If diagnosed with AML, the form and duration of treatment will be largely determined by the stage of the cancer and the general health of the individual.

Typically speaking, treatment will begin with chemotherapy. This may include older generation drugs that are can affect both cancerous and non-cancerous cells and newer generation targeted drugs that zero in on the cancer cells alone.

The standard chemotherapy regimen is referred to as "7+3" because a chemotherapy drug known as cytarabine is given as a continuous intravenous (IV) infusion for seven days followed by three consecutive days of another drug known as anthracycline. Up to 70 percent of people with AML will achieve remission following "7+3" therapy.

With that being said, a small number of leukemia cells will likely remain following chemotherapy, leading to relapse in the majority of cases. To avoid this, doctors will prescribe ongoing therapy based on the person’s post-treatment results and health status.

In persons with good diagnostic indicators, treatment may only involve three to five courses of intensive chemotherapy, referred to as consolidated chemotherapy.

For those at high risk of relapse, other, more aggressive treatments may be required including a stem cell transplant if a donor can be found. Less commonly, surgery or radiation therapy may be recommended.

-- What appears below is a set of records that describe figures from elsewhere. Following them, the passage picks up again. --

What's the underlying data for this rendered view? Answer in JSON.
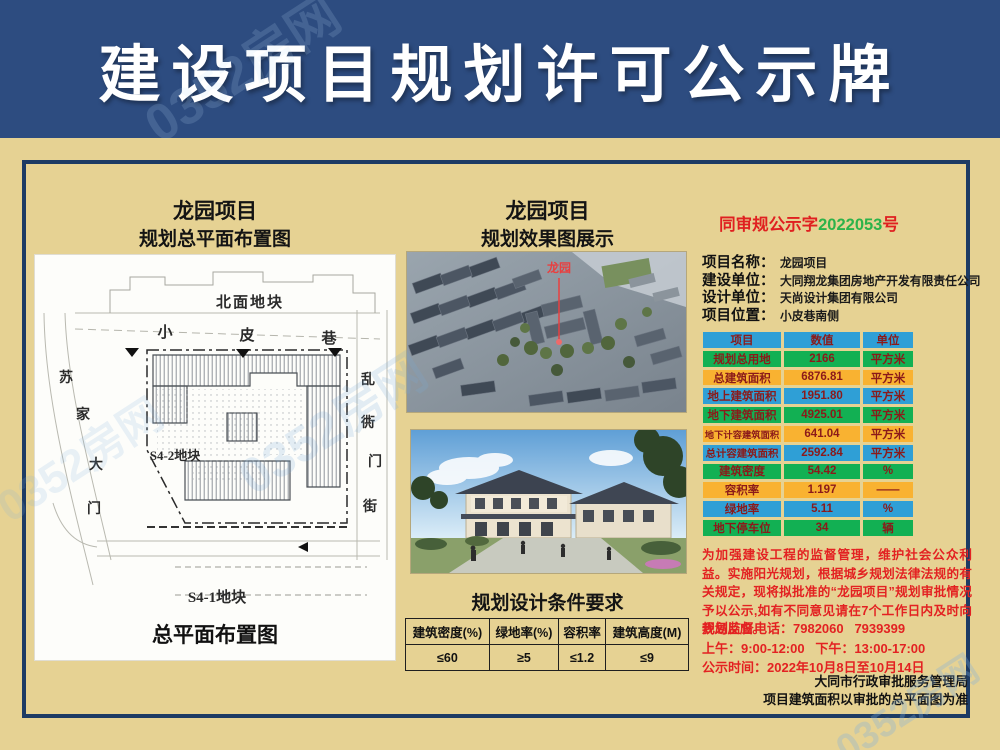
{
  "banner": {
    "title": "建设项目规划许可公示牌"
  },
  "watermark": "0352房网",
  "left": {
    "title": "龙园项目",
    "subtitle": "规划总平面布置图",
    "plan": {
      "north_parcel": "北面地块",
      "street_top": "小皮巷",
      "street_left": "苏家大门",
      "street_right": "乱衖门街",
      "parcel_s42": "S4-2地块",
      "parcel_s41": "S4-1地块",
      "caption": "总平面布置图"
    }
  },
  "middle": {
    "title": "龙园项目",
    "subtitle": "规划效果图展示",
    "render_label": "龙园",
    "conditions": {
      "heading": "规划设计条件要求",
      "headers": [
        "建筑密度(%)",
        "绿地率(%)",
        "容积率",
        "建筑高度(M)"
      ],
      "values": [
        "≤60",
        "≥5",
        "≤1.2",
        "≤9"
      ]
    }
  },
  "right": {
    "doc_no": {
      "prefix": "同审规公示字",
      "number": "2022053",
      "suffix": "号"
    },
    "info": [
      {
        "label": "项目名称：",
        "value": "龙园项目"
      },
      {
        "label": "建设单位：",
        "value": "大同翔龙集团房地产开发有限责任公司"
      },
      {
        "label": "设计单位：",
        "value": "天尚设计集团有限公司"
      },
      {
        "label": "项目位置：",
        "value": "小皮巷南侧"
      }
    ],
    "table": {
      "headers": [
        "项目",
        "数值",
        "单位"
      ],
      "rows": [
        [
          "规划总用地",
          "2166",
          "平方米"
        ],
        [
          "总建筑面积",
          "6876.81",
          "平方米"
        ],
        [
          "地上建筑面积",
          "1951.80",
          "平方米"
        ],
        [
          "地下建筑面积",
          "4925.01",
          "平方米"
        ],
        [
          "地下计容建筑面积",
          "641.04",
          "平方米"
        ],
        [
          "总计容建筑面积",
          "2592.84",
          "平方米"
        ],
        [
          "建筑密度",
          "54.42",
          "%"
        ],
        [
          "容积率",
          "1.197",
          "——"
        ],
        [
          "绿地率",
          "5.11",
          "%"
        ],
        [
          "地下停车位",
          "34",
          "辆"
        ]
      ]
    },
    "notice": "为加强建设工程的监督管理，维护社会公众利益。实施阳光规划，根据城乡规划法律法规的有关规定，现将拟批准的“龙园项目”规划审批情况予以公示,如有不同意见请在7个工作日内及时向我局反应。",
    "phone_line": "规划监督电话：7982060   7939399",
    "hours_line": "上午：9:00-12:00   下午：13:00-17:00",
    "publicity_line": "公示时间：2022年10月8日至10月14日",
    "agency": "大同市行政审批服务管理局",
    "note": "项目建筑面积以审批的总平面图为准"
  },
  "colors": {
    "banner_bg": "#2d4c80",
    "body_bg": "#e6d293",
    "frame_border": "#1d3b64",
    "table_blue": "#2f9fd6",
    "table_green": "#12b053",
    "table_orange": "#f9b231",
    "table_text": "#8b1a1a",
    "notice_red": "#e32222",
    "doc_green": "#2db34a"
  }
}
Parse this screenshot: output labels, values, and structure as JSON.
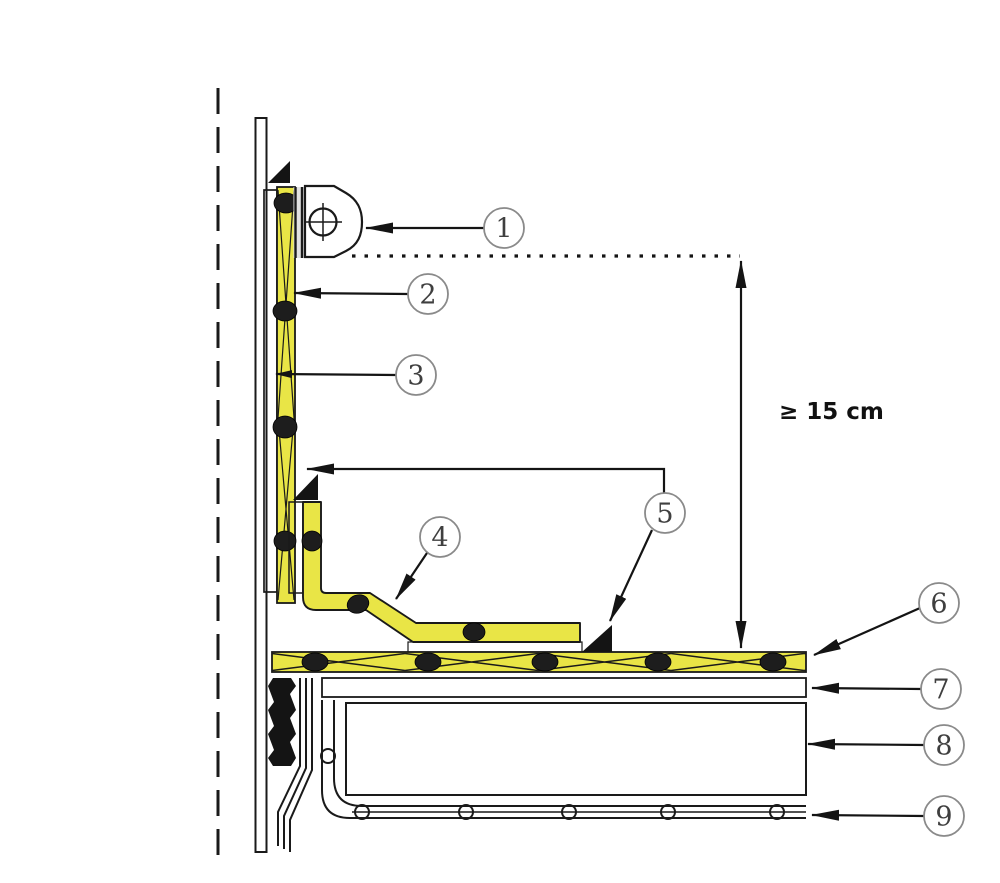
{
  "drawing": {
    "dimension_label": "≥ 15 cm",
    "callouts": [
      {
        "label": "1"
      },
      {
        "label": "2"
      },
      {
        "label": "3"
      },
      {
        "label": "4"
      },
      {
        "label": "5"
      },
      {
        "label": "6"
      },
      {
        "label": "7"
      },
      {
        "label": "8"
      },
      {
        "label": "9"
      }
    ],
    "colors": {
      "membrane_yellow": "#e9e546",
      "line": "#1a1a1a",
      "callout_stroke": "#8a8a8a",
      "callout_number": "#3f3f3f"
    }
  }
}
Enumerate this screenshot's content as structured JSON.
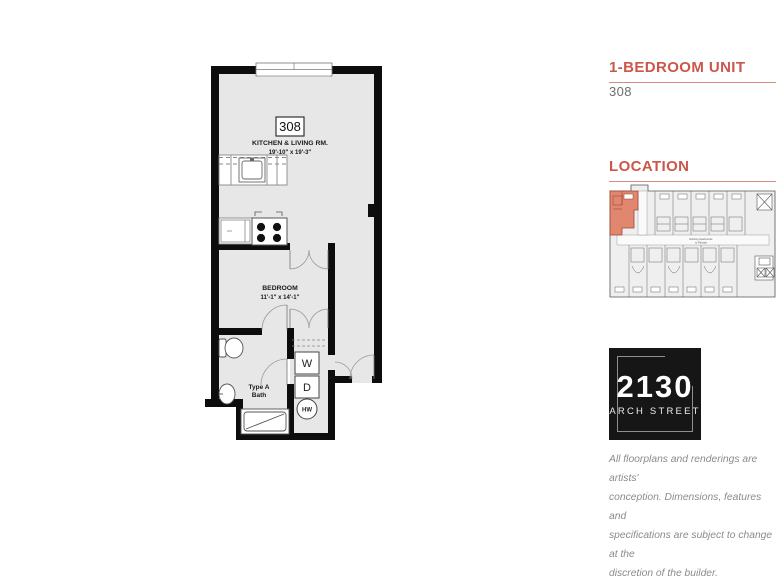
{
  "header": {
    "unit_type_heading": "1-BEDROOM UNIT",
    "unit_number": "308",
    "location_heading": "LOCATION"
  },
  "floorplan": {
    "unit_number": "308",
    "rooms": {
      "living": {
        "name": "KITCHEN & LIVING RM.",
        "dimensions": "19'-10\" x 19'-3\""
      },
      "bedroom": {
        "name": "BEDROOM",
        "dimensions": "11'-1\" x 14'-1\""
      },
      "bath": {
        "name_line1": "Type A",
        "name_line2": "Bath"
      }
    },
    "fixtures": {
      "washer": "W",
      "dryer": "D",
      "water_heater": "HW"
    }
  },
  "location_map": {
    "highlighted_unit": "308",
    "corridor_note_line1": "Existing Apartments",
    "corridor_note_line2": "to Remain"
  },
  "logo": {
    "number": "2130",
    "street": "ARCH STREET"
  },
  "disclaimer": {
    "line1": "All floorplans and renderings are artists'",
    "line2": "conception. Dimensions, features and",
    "line3": "specifications are subject to change at the",
    "line4": "discretion of the builder."
  },
  "colors": {
    "accent_red": "#cb574a",
    "underline_red": "#d88c80",
    "highlight_unit_fill": "#e2876f",
    "wall_black": "#0d0d0d",
    "floor_gray": "#e7e7e7",
    "logo_background": "#161616",
    "disclaimer_gray": "#8b8b8b"
  }
}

Because AML chemotherapy tends to have lead to severe immune suppression, elderly patients may not able to tolerate treatment and may instead be given less intensive chemo or palliative care.

Survival

The outlook for a person who has undergone AML treatment can vary significantly based on the stage of cancer at the time of the diagnosis. But, there are other factors that can also predict the likely outcome. Among them:

  • Persons diagnosed with MDS and MPD have a survival time ranging from nine months to 11.8 years depending on the severity of the disorder.
  • Certain chromosomal mutations identified by cytogenetics can lead to five-year survival rates of as low as 15 percent to as high as 70 percent.
  • Persons over 60 who have elevated levels of lactate dehydrogenase (indicating extensive tissue damage) generally have poorer outcomes.

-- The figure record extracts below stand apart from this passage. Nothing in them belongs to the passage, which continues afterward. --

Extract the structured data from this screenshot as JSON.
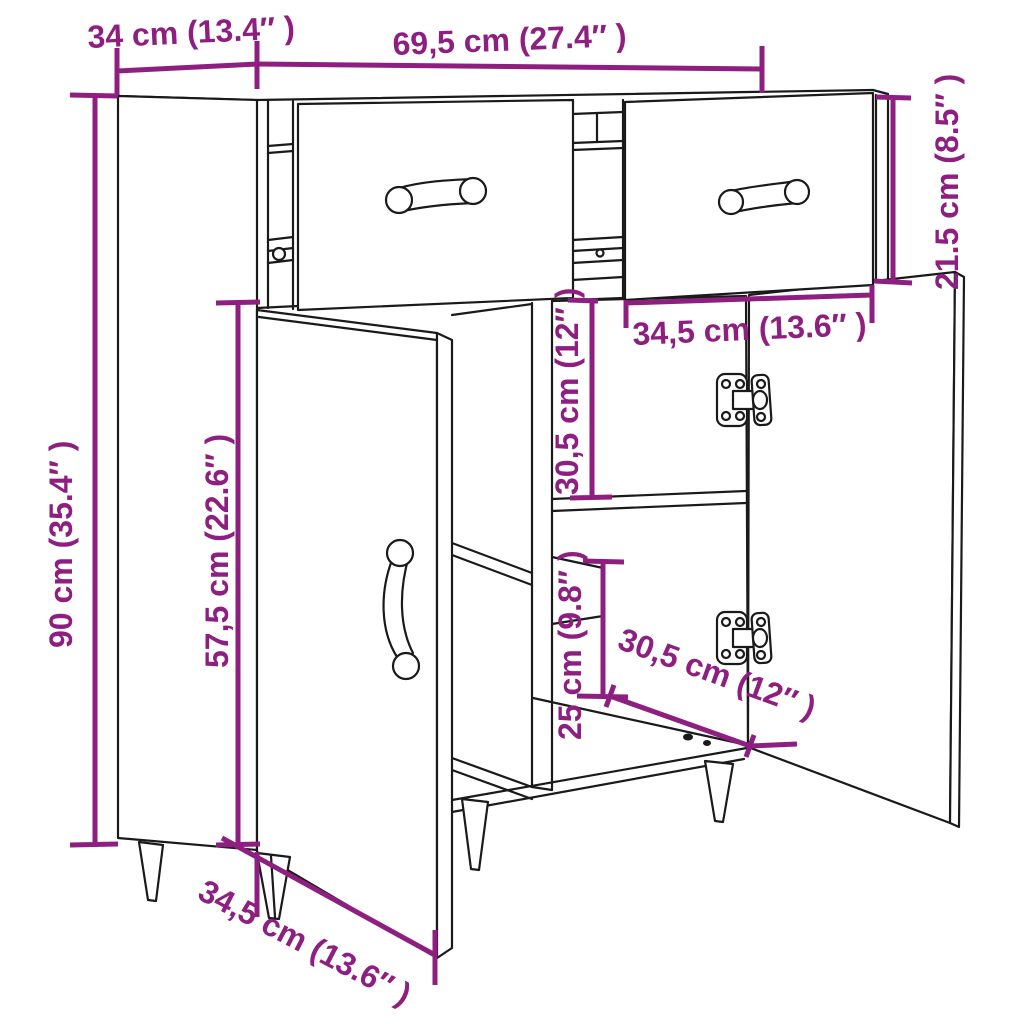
{
  "diagram": {
    "subject": "Sideboard line drawing with 2 open drawers, 2 open doors, interior shelves and tapered legs",
    "style": {
      "dimension_color": "#8e1f80",
      "outline_color": "#1a1a1a",
      "background": "#ffffff"
    },
    "dimensions": {
      "top_depth": "34 cm (13.4″ )",
      "top_width": "69,5 cm (27.4″ )",
      "drawer_section_height": "21.5 cm (8.5″ )",
      "total_height": "90 cm (35.4″ )",
      "door_height": "57,5 cm (22.6″ )",
      "upper_compartment_height": "30,5 cm (12″ )",
      "lower_compartment_height": "25 cm (9.8″ )",
      "drawer_front_width": "34,5 cm (13.6″ )",
      "bottom_depth": "30,5 cm (12″ )",
      "door_width": "34,5 cm (13.6″ )"
    }
  }
}
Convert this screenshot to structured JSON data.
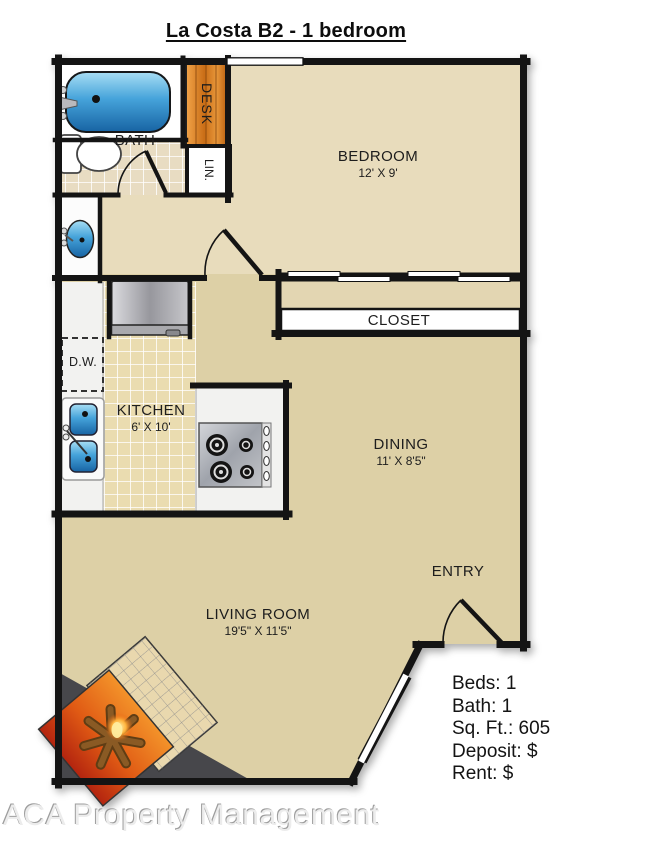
{
  "title": "La Costa B2 - 1 bedroom",
  "rooms": {
    "bath": {
      "label": "BATH"
    },
    "desk": {
      "label": "DESK"
    },
    "linen": {
      "label": "LIN."
    },
    "bedroom": {
      "label": "BEDROOM",
      "dimensions": "12' X 9'"
    },
    "closet": {
      "label": "CLOSET"
    },
    "kitchen": {
      "label": "KITCHEN",
      "dimensions": "6' X 10'"
    },
    "dishwasher": {
      "label": "D.W."
    },
    "dining": {
      "label": "DINING",
      "dimensions": "11' X 8'5\""
    },
    "entry": {
      "label": "ENTRY"
    },
    "living_room": {
      "label": "LIVING ROOM",
      "dimensions": "19'5\" X 11'5\""
    }
  },
  "details": {
    "lines": [
      "Beds: 1",
      "Bath: 1",
      "Sq. Ft.: 605",
      "Deposit: $",
      "Rent: $"
    ]
  },
  "footer": {
    "company": "ACA Property Management"
  },
  "fixtures": [
    "bathtub-icon",
    "toilet-icon",
    "vanity-sink-icon",
    "refrigerator-icon",
    "dishwasher-icon",
    "kitchen-sink-icon",
    "stove-cooktop-icon",
    "fireplace-icon"
  ],
  "colors": {
    "wall": "#141414",
    "floor_tan": "#ddd0a6",
    "floor_tan_light": "#e8dcbc",
    "tile_kitchen": "#eadcb0",
    "tub_blue": "#2e8fd0",
    "desk_wood": "#d97e28",
    "fireplace_orange": "#e06a18",
    "counter_white": "#f2f2f0"
  }
}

Overall, the average cure rate of AML is between 20 percent and 45 percent. Sustained remission rates tend to be highest in younger people who are more able to tolerate treatment.

A Word From Verywell

If you have been diagnosed with AML, you will be faced with emotional and physical challenges that may be hard to overcome. Don’t go it alone. Your chances of success will be far improved if you build a support network made up of loved ones, healthcare professionals, and others who have either gone through or are going through cancer treatment.

Even after you have undergone treatment, fears about relapse may linger for months or even years. With support, you will eventually overcome these concerns and learn to monitor your health with regular doctor visits. Generally speaking, if relapse hasn’t occurred within a few years, it is unlikely that AML will ever return.

While there is nothing that you can take to prevent a relapse, a healthy lifestyle can greatly improve your odds. This includes imparting good eating habits, exercising regularly, stopping smoking, and getting plenty of rest to avoid stress and fatigue.

In the end, it is important to take things one day at a time and to have someone you can turn to if ever you need support.